Du hast diese Sendung etwas über zwei Jahre lang und 68 Folgen moderiert. Was waren bei "Formel Eins" die schönsten Momente für Dich - vielleicht nicht nur vor der Kamera, sondern auch hinter den Kulissen?
Das ist sehr schwierig zu beantworten. So komisch es sich jetzt vielleicht anhört, aber einer der schönsten Momente war der Abschied. In dem Moment habe ich richtig gemerkt, wie gut das Team war und wie schön es mit dem Team war. Wir waren sozusagen wie eine große Familie und es tat mir fast schon leid, dass ich zum ZDF gegangen bin. Ich habe halt gemerkt, dass da ein großer Zusammenhalt war, schon allein deshalb, weil man mit den Leuten jahrelang jede Woche zusammen gearbeitet hat. Insofern war der Abschied ganz besonders, weil viele auch traurig waren, dass ich gegangen bin... und ich dann eingeschlossen.

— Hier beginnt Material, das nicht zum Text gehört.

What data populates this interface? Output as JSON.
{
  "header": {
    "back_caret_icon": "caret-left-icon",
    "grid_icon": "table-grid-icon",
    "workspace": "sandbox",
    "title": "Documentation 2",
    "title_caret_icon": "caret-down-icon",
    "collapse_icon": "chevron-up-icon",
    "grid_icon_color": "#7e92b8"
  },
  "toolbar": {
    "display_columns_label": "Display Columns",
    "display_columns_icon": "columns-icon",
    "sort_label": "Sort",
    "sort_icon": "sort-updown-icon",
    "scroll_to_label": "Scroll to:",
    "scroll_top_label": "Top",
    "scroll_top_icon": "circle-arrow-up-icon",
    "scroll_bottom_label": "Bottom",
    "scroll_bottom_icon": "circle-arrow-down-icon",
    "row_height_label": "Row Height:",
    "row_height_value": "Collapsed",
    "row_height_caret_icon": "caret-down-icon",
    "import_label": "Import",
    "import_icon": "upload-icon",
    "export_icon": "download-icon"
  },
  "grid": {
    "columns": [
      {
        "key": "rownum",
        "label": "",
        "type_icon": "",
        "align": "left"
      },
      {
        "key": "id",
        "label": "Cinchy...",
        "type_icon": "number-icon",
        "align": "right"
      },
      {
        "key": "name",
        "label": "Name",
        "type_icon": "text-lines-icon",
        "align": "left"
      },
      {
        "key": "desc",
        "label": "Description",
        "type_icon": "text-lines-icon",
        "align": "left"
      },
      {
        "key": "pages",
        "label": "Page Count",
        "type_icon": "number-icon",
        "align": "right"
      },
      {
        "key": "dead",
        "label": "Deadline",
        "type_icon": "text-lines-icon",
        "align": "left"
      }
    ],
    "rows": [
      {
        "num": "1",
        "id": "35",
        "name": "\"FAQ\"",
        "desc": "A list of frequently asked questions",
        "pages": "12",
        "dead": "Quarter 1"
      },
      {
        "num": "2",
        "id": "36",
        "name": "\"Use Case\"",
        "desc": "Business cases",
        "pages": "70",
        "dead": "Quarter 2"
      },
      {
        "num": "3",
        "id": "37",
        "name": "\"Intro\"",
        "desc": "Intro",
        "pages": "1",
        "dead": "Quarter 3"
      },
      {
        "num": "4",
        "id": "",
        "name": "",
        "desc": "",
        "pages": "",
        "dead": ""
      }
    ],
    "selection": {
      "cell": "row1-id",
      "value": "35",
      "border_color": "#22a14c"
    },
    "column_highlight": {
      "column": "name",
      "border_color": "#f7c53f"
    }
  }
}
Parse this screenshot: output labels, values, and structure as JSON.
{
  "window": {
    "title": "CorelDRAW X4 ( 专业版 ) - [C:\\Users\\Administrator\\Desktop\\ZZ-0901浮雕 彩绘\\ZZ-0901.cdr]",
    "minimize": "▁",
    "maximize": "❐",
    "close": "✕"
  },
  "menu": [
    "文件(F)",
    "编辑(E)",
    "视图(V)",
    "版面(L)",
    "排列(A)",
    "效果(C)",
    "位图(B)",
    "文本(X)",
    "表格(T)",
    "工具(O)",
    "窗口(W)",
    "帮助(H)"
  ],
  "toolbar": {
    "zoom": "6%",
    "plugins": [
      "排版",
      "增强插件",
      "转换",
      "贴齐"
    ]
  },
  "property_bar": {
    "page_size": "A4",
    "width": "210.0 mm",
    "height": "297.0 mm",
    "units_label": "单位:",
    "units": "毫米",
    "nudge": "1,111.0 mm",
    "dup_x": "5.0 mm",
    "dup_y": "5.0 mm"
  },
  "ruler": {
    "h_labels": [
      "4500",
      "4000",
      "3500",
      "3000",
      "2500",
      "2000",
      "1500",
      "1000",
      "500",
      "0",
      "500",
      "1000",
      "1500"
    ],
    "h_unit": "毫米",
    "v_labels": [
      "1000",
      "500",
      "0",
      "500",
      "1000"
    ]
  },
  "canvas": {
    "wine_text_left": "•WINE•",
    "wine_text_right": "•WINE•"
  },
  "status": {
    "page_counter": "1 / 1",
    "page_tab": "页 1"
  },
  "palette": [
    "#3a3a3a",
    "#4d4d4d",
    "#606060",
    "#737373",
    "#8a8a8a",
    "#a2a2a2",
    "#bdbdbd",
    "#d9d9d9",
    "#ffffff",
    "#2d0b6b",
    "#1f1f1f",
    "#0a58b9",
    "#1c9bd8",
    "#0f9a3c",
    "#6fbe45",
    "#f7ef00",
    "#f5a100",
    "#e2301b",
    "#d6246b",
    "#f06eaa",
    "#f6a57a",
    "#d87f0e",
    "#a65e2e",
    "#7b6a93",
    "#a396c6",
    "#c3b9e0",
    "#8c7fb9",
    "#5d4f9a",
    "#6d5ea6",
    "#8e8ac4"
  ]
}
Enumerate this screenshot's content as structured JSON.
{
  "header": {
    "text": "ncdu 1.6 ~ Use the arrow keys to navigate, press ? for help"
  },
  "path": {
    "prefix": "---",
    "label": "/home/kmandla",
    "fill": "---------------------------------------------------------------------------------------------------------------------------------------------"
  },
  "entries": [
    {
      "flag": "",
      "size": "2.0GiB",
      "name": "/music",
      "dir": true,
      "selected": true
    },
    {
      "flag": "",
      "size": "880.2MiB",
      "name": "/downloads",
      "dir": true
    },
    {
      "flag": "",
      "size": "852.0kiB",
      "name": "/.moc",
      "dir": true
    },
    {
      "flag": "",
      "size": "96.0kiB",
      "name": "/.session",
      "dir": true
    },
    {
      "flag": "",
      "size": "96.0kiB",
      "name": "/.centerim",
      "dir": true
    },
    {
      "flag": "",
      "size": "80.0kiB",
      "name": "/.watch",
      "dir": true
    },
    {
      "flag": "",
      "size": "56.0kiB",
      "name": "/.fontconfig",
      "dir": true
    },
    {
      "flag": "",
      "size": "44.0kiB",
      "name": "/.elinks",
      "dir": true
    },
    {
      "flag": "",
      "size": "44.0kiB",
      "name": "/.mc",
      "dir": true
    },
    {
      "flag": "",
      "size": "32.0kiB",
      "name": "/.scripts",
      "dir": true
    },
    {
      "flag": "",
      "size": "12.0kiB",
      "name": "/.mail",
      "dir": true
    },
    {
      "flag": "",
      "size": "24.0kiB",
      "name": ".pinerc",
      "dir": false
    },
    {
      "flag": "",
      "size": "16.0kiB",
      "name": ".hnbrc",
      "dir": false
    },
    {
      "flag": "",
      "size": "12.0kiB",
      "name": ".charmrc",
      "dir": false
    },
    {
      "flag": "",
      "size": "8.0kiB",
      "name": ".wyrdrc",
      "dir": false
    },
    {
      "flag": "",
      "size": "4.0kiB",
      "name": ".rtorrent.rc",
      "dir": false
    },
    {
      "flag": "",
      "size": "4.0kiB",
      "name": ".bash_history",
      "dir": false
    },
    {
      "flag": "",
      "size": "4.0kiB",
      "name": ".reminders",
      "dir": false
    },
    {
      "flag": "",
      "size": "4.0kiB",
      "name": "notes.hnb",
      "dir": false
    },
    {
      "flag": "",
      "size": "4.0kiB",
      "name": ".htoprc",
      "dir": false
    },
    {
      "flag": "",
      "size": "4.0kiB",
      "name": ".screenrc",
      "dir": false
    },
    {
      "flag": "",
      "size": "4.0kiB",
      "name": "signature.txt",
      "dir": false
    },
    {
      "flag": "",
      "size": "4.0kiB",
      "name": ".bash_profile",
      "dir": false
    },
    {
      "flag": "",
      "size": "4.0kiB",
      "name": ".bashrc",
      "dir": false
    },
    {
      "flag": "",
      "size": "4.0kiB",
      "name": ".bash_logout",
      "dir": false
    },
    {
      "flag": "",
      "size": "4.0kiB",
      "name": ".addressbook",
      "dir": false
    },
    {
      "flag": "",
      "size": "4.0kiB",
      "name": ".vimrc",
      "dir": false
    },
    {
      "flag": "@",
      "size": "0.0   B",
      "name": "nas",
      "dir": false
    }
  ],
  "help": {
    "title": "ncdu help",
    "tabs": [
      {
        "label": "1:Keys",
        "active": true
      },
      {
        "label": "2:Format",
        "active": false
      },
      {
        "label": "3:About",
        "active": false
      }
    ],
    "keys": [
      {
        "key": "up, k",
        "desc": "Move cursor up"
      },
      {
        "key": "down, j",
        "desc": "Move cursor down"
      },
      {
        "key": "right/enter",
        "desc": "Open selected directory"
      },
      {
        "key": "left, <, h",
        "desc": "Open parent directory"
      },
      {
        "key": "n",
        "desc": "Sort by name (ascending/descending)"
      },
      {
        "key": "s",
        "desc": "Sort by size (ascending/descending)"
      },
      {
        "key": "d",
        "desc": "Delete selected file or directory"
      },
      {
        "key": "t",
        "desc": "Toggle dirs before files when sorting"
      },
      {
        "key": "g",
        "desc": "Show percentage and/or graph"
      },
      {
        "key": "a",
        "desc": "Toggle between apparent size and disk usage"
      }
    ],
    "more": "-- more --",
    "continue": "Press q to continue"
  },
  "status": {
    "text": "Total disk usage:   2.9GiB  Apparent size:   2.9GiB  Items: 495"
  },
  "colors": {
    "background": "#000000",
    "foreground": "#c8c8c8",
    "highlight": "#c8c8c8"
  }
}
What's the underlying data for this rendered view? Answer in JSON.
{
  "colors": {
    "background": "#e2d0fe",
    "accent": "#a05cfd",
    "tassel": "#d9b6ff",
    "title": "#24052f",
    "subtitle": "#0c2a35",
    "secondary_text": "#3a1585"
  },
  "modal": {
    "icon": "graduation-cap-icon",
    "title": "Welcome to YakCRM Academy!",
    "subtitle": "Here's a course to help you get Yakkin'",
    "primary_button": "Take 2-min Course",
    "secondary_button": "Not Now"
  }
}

008 20130616 1440819401Nach Dir kamen noch drei andere Moderatoren bei "Formel Eins" zum Einsatz. Du bist also freiwillig gegangen und es war nicht das Konzept der Sendung, dass jeder Moderator nur eine bestimmte Zeit lang dort moderieren darf?
Nein, das war tatsächlich meine Entscheidung. Dass die nachfolgenden Moderatoren nur eine bestimmte Zeit lang für "Formel Eins" tätig waren, kam erst danach. Andreas Thiesmeyer, mein Produzent, hat auch in der Dokumentation über "Formel Eins", die im WDR vor kurzem lief, gesagt, "Der Illmann hätte das ganze mal weiter moderieren sollen, dann hätten wir keinen anderen gebraucht. Das wäre mir am liebsten gewesen." Sowas freut mich natürlich. Das hätte auch sein können, aber ich wollte zum ZDF gehen, auch weil Thomas Gottschalk, mit dem ich ganz gut befreundet war, mir gesagt hatte, dass dort eine Live-Sendung frei würde und für sie ein Moderator gesucht würde. Er fragte mich, ob ich nicht Lust dazu hätte. Da habe ich natürlich ja gesagt. Ob das nun richtig war oder nicht, ist eine andere Sache, aber ich habe dadurch auch vieles anderes gesehen.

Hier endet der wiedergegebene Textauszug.